New opportunities to boost Vietnam - Indonesia trade: MOIT
Foreign Minister Bui Thanh Son and Indonesian Foreign Minister Retno Marsudi co-chaired the 4th meeting of the Vietnam-Indonesia Joint Committee for Bilateral Cooperation (JCBC-4) in Jakarta, Indonesia, on July 20, 2022. (Photo: WVR)
According to the Asian-Africa Market Department under the Ministry of Trade and Industry, Vietnam-Indonesia trade revenue sees positive growth, from 5.5 billion USD in 2015 to 11.5 million USD in 2021.
In the first 11 months of this year, it reached 12.8 billion USD, a year-on-year increase of 25%, and is expected to reach 14 billion USD by the end of this year.
The Vietnam-Indonesia Joint Committee on economic, scientific, and technological co-operation has effectively contributed to addressing issues of the two countries’ trade relations during the past time.
Vietnamese enterprises have been actively participating in trade promotion fairs and exhibitions held in Indonesia.
Notably, Vietnamese processed and manufactured goods exported to Indonesia see the highest export value which accounts for over 60% of Vietnam's total export turnover to Indonesia.
Vietnam mainly exports to Indonesia machinery, equipment, tools, and spare parts; computers, electronic products, and components; phones and accessories; means of transport and spare parts; other common metals and products; and textiles.
Other Vietnam's exports include construction materials, especially iron, steel, and products made of iron/steel.
Regarding agricultural products, Vietnam still has advantages in exporting rice, coffee, cashew nuts, high-tech vegetables and fruits, organic vegetables, and seafood.
Foreign Minister Bui Thanh Son and Indonesian Foreign Minister Retno Marsudi exchange the Minutes of agreements of the 4th meeting of the oint Committee for Bilateral Cooperation (JCBC-4). (Photo: WVR)
Tran Phu Lu, Vice Director of the Investment and Trade Promotion Centre of Ho Chi Minh City (ITPC), said that Indonesia is an Islamic country with the world’s largest Muslim population, and the Indonesian government is quite stringent when it comes to Halal regulations.
All food, beverages, pharmaceuticals, cosmetics, chemicals, and organic items sold in Indonesia must have Halal certification.
Indonesia spent 220 billion USD on Halal products in 2018 and the figure is expected to top 330 billion in 2025, Lu said, adding that the country is a promising market for Vietnamese exporters, especially those with products granted Halal certificates.
The market is a less demanding than the US, EU, or Japan.
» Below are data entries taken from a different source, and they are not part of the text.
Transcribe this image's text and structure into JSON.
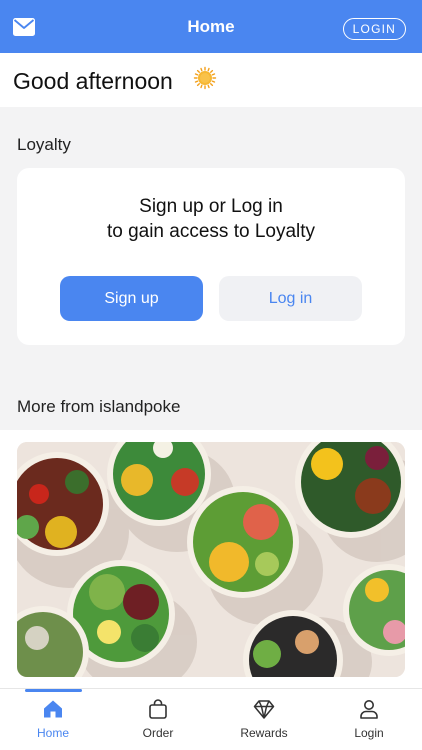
{
  "header": {
    "title": "Home",
    "login_label": "LOGIN",
    "mail_icon": "mail-icon"
  },
  "greeting": {
    "text": "Good afternoon",
    "icon": "sun-icon"
  },
  "loyalty": {
    "section_title": "Loyalty",
    "prompt_line1": "Sign up or Log in",
    "prompt_line2": "to gain access to Loyalty",
    "signup_label": "Sign up",
    "login_label": "Log in"
  },
  "more": {
    "section_title": "More from islandpoke",
    "image": "poke-bowls-photo"
  },
  "tabbar": {
    "items": [
      {
        "label": "Home",
        "icon": "home-icon",
        "active": true
      },
      {
        "label": "Order",
        "icon": "bag-icon",
        "active": false
      },
      {
        "label": "Rewards",
        "icon": "diamond-icon",
        "active": false
      },
      {
        "label": "Login",
        "icon": "user-icon",
        "active": false
      }
    ]
  },
  "colors": {
    "accent": "#4a86f0",
    "background": "#f3f3f4",
    "card": "#ffffff",
    "secondary_button": "#f0f1f4"
  }
}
Meanwhile, Vietnam and Indonesia share Asian cultural similarities and close geographical distance which helps reduce transportation costs and increase the competitiveness of goods.
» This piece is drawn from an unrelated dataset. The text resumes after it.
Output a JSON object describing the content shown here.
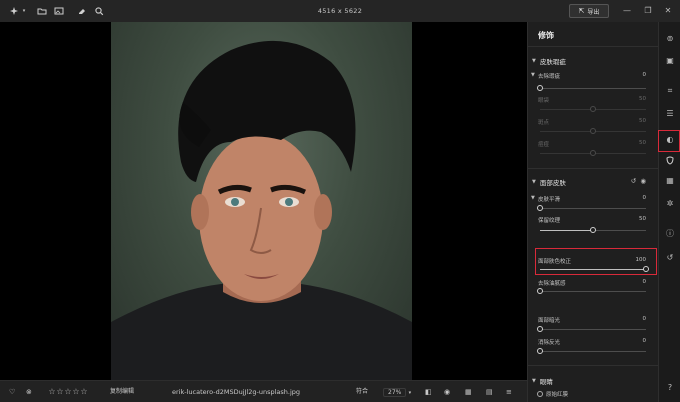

Moreover, they are both ASEAN countries, and thus can enjoy preferential tariffs within the bloc, Lu said.
Le Bien Cuong, Vice Head of the Asia-Africa Market Department, said that as the two countries are positive members of multilateral cooperation agreements and free trade agreements, so tariff barriers between the two countries are mostly lifted, which facilitated their trade and cooperation in developing supply chains, production chains and boosting export to the third country.
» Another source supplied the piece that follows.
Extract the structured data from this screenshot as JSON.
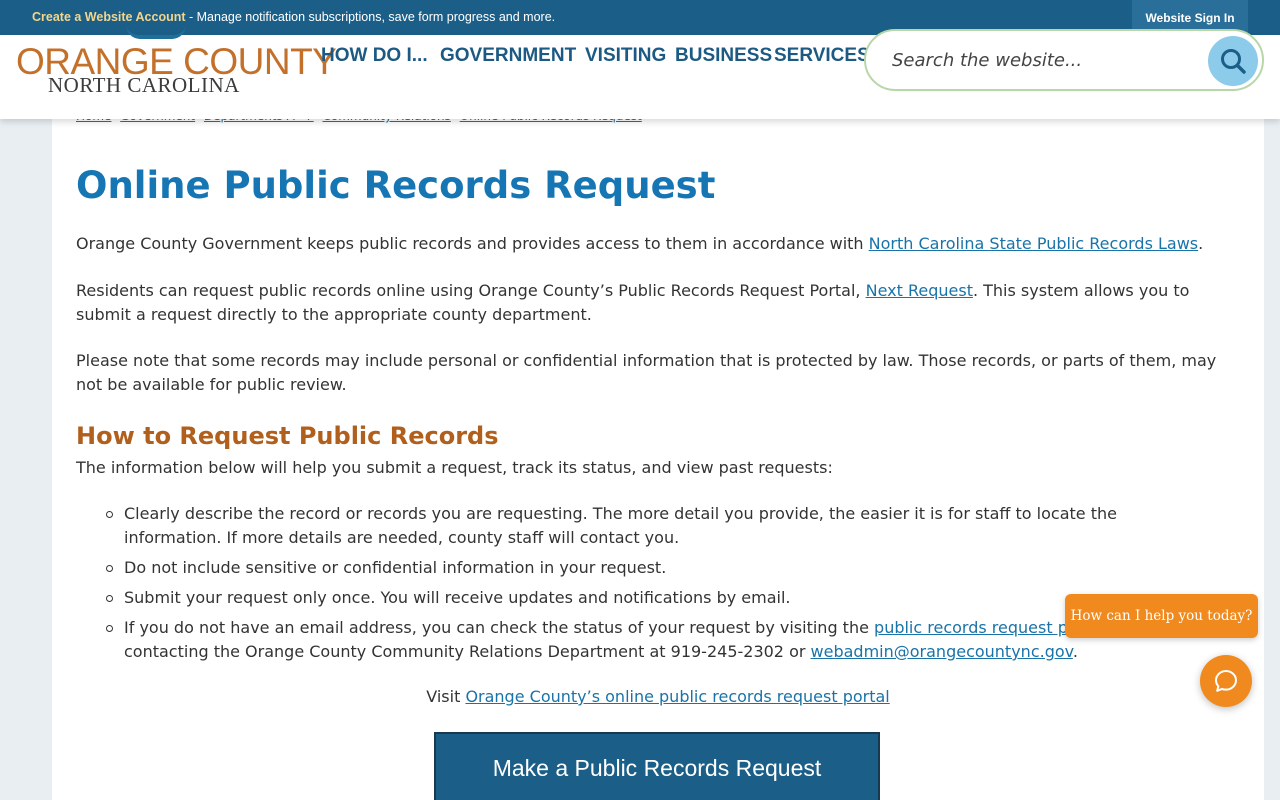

However, the structure of Vietnam and Indonesia's exports has many similarities, especially in the agricultural and fishery industry, so the exports of the two countries compete with each other, Bien said.
Moreover, Indonesia has been applying restrictive measures and barriers to Vietnamese exports.
According to the Vietnam Trade Office in Indonesia, the country implements the policy of self-reliance in food (reducing the need to import agricultural, forestry, and fishery products). Therefore, to enter Indonesia, Vietnamese products will have to compete with those from other ASEAN countries.
Indonesia is also a highly protectionist market with many non-tariff barriers, especially with frequent application of trade remedies.
To access and enter the market, Vietnamese exporters need to apply for Indonesia’s Halal certificate and the Indonesian National Standard (SNI) - the only nationally applicable standard in Indonesia and mandatory for various products.
Vietnamese enterprises are also urged to closely work with Vietnamese agencies if Indonesia launches trade remedies against their products.
By 2021, Indonesia has conducted 11 trade remedy cases against Vietnamese products.
Particularly in 2021, although Indonesia did not initiate any new cases, it issued a conclusion to impose taxes on four trade remedy cases. The items investigated by Indonesia are mainly steel products, BOPP wrapping film, cigarette rolls, EPS granules, and clothing.